Tax season is officially launched in Canada

Tax season officially began on Monday, the first day Canadians can start filing their taxes online.

The Canada Revenue Agency (CRA) has indicated that those who file their tax returns on paper should also have already received their tax packages in the mail.

Most Canadians must file their taxes by April 30, which is also the deadline to make a payment for those who owe money to the CRA.

However, self-employed Canadians, as well as their spouses or common-law partners, have until June 15. Since this day falls on a Saturday, the CRA will consider a return to be on time if it is received or mailed on or before June 17.

Self-employed Canadians must still pay the amounts owed to the CRA before the April 30 deadline to avoid paying interest.

Changes

The Chartered Professional Accountants (CPA) of Canada organization is citing a number of changes for the 2024 tax filing season.

CPA Vice President of Taxation John Oakey wrote in an article posted on the organization’s website that the temporary flat-rate method for deducting home office expenses, such as rent, electricity, Internet and office supplies are no longer available.

From 2020 to 2022, eligible employees could claim $2 for each day worked from home due to the COVID-19 pandemic, up to an annual maximum of $400 in 2020 and $500 in 2021 and 2022.

Employers were not required to complete and sign a T2200 form or keep documentation supporting their expenses.

For 2023 and beyond, employees must now follow a more detailed method for making these claims, Oakey says.

Other notable changes, he adds, include the fact that taxpayers will no longer have to request advance payments of the Canada Workers Benefit when they file their taxes. These payments are now made automatically to those who were eligible to receive the benefit in the previous tax year.

Last April, rules governing the new Tax-Free First-Time Home Buyer Savings Account (CELIAPP) also came into force, intended to help Canadians save for their first home.

Contributions to CELIAPP are deductible and income earned in this account is not taxable. Eligible withdrawals from a CELIAPP to purchase a first home are also not taxable.

The program allows prospective buyers to start saving for up to 15 years once they open an account, with an annual deposit cap of $8,000 and a lifetime contribution cap of $40,000 .

Mr. Oakey also points out that taxpayers can now claim the tax credit for the renovation of multigenerational homes. This is a refundable credit intended to cover part of the cost of renovations for the creation of a secondary unit for a senior citizen or an adult eligible for the disability tax credit.

The credit is available up to $7,500 or 15% of eligible renovation costs incurred after December 31, 2022.

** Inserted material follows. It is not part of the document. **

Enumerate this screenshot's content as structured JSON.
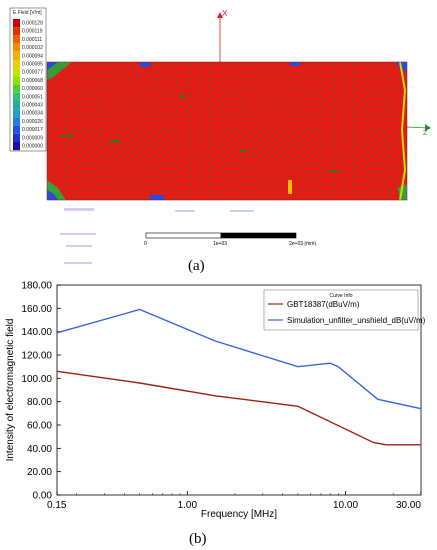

The CRA says it processed more than 18 million refunds for the 2022 tax year, for an average of $2,262. About 78% of refunds were made by direct deposit while the rest were sent by check.

People with modest incomes and simple tax situations who need help filing their returns can speak with volunteers at a free tax clinic in their area or make a virtual appointment, says the federal agency .

Details are available online on the CRA’s free tax clinics page.